I'm working on a library (pugixml) that, among other things, provides file load/save API for XML documents using narrow-character C strings:
bool load_file(const char* path);
bool save_file(const char* path);
Currently the path is passed verbatim to fopen
, which means that on Linux/OSX you can pass a UTF-8 string to open the file (or any other byte sequence that is a valid path), but on Windows you have to use Windows ANSI encoding - UTF-8 won't work.
The document data is (by default) represented using UTF-8, so if you had an XML document with a file path, you would not be able to pass the path retrieved from the document to load_file
function as is - or rather, this would not work on Windows. The library provides alternative functions that use wchar_t
:
bool load_file(const wchar_t* path);
But using them requires extra effort for encoding UTF8 to wchar_t.

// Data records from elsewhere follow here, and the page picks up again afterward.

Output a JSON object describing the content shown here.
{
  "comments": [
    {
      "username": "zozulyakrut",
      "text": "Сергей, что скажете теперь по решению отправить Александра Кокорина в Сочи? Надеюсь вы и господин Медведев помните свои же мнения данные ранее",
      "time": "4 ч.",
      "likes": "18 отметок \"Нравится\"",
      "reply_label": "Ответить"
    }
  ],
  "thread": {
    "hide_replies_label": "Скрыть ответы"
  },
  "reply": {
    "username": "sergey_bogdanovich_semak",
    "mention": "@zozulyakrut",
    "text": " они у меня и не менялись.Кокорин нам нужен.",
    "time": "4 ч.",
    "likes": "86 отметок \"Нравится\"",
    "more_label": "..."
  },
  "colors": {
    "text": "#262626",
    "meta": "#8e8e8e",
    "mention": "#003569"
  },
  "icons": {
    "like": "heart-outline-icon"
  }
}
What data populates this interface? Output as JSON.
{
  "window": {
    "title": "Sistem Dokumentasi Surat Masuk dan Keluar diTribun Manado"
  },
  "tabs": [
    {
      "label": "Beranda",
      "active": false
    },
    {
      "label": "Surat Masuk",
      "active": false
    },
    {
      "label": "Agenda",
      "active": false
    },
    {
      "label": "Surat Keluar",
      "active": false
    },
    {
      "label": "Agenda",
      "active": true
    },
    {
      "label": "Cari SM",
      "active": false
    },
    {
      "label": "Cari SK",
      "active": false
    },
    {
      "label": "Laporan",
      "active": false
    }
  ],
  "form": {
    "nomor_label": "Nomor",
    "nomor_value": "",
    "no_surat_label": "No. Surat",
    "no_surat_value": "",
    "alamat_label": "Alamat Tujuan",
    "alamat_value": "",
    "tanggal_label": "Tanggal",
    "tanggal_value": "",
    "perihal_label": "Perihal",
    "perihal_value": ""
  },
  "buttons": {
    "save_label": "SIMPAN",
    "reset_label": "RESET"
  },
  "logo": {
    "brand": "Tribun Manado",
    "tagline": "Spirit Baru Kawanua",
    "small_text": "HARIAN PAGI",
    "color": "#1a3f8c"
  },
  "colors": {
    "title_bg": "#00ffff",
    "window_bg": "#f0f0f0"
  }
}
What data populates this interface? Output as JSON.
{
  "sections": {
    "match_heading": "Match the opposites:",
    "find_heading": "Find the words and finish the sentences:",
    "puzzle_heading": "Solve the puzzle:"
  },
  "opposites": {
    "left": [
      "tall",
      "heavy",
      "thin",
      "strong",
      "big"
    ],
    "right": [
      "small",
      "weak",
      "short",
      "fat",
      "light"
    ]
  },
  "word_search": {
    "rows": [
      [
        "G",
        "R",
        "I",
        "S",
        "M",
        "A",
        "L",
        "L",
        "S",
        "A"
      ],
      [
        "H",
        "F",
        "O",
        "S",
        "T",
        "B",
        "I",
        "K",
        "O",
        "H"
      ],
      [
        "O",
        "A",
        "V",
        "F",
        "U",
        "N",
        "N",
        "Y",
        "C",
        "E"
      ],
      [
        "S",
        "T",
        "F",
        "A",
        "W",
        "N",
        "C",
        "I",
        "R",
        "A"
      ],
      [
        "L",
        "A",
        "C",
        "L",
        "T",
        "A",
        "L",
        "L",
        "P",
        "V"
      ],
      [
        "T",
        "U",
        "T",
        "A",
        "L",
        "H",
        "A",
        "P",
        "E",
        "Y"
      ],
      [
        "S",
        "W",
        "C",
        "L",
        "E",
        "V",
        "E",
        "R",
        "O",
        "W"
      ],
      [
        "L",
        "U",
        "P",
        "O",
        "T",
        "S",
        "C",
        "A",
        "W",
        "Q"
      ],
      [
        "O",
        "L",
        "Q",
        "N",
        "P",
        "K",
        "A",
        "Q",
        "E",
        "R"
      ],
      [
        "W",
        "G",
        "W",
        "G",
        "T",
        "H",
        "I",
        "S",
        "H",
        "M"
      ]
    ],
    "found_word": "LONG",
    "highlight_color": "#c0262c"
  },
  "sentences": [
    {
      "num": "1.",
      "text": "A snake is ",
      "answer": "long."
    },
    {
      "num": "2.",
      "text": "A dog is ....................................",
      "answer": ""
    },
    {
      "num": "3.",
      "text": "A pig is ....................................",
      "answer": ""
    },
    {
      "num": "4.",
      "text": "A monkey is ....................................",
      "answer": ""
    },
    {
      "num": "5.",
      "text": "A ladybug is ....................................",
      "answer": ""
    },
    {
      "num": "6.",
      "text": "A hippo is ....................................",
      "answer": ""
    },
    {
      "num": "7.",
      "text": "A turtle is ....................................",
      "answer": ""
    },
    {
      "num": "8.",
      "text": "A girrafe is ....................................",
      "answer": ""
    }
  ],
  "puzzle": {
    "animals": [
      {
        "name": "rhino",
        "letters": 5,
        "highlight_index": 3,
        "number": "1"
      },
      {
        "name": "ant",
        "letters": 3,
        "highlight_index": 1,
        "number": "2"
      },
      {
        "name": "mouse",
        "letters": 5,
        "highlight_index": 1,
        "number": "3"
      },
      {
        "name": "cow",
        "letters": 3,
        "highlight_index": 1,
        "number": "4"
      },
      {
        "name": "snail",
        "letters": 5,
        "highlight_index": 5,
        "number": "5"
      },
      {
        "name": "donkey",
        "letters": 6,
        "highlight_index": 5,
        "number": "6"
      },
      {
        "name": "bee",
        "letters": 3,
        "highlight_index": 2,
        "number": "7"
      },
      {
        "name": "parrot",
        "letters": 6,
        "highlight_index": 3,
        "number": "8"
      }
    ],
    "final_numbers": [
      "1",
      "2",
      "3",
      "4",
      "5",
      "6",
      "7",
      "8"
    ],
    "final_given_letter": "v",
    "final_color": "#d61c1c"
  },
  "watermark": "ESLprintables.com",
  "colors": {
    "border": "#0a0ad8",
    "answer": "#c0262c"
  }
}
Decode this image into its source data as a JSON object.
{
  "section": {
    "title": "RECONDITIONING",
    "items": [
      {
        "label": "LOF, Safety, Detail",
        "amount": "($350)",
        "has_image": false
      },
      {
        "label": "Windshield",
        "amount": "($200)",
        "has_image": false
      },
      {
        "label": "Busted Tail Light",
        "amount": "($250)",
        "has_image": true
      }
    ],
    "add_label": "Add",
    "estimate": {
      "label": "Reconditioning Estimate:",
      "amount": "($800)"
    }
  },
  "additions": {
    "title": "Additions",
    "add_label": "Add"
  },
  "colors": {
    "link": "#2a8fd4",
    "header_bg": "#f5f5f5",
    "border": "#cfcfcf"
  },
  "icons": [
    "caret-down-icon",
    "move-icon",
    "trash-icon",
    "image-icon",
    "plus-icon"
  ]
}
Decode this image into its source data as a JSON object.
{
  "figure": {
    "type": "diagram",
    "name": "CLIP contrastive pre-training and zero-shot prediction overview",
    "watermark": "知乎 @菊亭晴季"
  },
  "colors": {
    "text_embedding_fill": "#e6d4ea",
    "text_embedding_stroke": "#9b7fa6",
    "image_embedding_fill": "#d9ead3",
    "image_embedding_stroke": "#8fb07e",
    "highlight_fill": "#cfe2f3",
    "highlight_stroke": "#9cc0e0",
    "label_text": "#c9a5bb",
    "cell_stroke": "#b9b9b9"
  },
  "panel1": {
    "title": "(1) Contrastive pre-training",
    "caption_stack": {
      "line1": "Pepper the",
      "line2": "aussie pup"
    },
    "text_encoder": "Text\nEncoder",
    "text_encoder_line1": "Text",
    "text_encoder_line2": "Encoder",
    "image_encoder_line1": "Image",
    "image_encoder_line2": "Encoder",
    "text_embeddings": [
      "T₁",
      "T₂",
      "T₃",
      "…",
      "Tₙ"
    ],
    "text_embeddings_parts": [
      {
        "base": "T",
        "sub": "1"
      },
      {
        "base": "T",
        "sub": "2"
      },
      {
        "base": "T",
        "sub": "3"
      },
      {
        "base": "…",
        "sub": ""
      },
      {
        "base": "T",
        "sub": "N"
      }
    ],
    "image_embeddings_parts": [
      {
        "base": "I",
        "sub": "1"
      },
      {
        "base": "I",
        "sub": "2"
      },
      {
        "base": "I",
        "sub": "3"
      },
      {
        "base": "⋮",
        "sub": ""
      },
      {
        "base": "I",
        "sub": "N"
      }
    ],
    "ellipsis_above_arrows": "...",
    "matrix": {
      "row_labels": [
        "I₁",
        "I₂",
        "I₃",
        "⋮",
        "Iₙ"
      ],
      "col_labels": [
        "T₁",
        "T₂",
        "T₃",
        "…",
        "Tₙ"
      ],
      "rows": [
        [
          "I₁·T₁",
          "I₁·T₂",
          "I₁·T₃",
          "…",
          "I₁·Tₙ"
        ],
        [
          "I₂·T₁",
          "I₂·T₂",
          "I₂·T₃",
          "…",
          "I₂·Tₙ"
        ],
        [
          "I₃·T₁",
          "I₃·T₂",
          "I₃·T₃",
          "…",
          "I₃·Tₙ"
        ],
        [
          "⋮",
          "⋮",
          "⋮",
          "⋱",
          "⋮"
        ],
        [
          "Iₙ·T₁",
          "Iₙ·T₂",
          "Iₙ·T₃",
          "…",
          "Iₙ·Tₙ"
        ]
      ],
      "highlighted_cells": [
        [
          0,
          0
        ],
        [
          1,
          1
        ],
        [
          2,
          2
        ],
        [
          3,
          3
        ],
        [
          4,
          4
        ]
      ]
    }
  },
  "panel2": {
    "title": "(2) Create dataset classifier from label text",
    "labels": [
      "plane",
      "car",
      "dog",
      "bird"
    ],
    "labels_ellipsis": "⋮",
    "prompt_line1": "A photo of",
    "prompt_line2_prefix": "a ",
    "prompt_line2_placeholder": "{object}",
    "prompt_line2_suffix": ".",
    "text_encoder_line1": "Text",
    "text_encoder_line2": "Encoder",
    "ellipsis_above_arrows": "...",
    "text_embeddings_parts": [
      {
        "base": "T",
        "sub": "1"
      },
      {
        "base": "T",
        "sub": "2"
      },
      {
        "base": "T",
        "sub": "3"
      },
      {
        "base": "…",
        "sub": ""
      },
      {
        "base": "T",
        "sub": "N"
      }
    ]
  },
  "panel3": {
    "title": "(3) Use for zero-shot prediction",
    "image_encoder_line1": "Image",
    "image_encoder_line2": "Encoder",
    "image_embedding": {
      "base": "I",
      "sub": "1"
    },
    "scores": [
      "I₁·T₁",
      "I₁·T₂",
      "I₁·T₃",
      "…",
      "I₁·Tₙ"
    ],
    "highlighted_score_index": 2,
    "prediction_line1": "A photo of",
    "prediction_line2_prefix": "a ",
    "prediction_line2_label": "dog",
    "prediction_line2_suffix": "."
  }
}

A different approach (that is used by SQlite and GDAL - not sure if there are other C/C++ libraries that do that) involves treating the path as UTF-8 on Windows (which would be implemented by converting it to UTF-16 and using a wchar_t
-aware function like _wfopen
to open the file).
There are different pros and cons that I can see and I'm not sure which tradeoff is best.
On one hand, using a consistent encoding on all platforms is definitely good. This would mean that you can use file paths extracted from the XML document to open other XML documents. Also if the application that uses the library adopts UTF-8 it does not have to do extra conversions when opening XML files through the library.
On the other hand, this means that behavior of file loading is no longer the same as that of standard functions - so file access through the library is not equivalent to file access through standard fopen
/std::fstream
. It seems that while some libraries take the UTF-8 path, this is largely an unpopular choice (is this true?), so given an application that uses many third-party libraries, it may increase confusion instead of helping developers.
For example, passing argv[1]
into load_file
currently works for paths encoded using system locale encoding on Windows (e.g. if you have a Russian locale you can load any files with Russian names like that, but you won't be able to load files with Japanese characters). Switching to UTF-8 will mean that only ASCII paths work unless you retrieve the command-line arguments in some other Windows-specific way.
And of course this would be a breaking change for some users of the library.
Am I missing any important points here? Are there other libraries that take the same approach? What is better for C++ - being consistently inconsistent in file access, or striving for uniform cross-platform behavior?
Note that the question is about the default way to open the files - of course nothing prevents me from adding another pair of functions with _utf8 suffix or indicating the path encoding in some other way.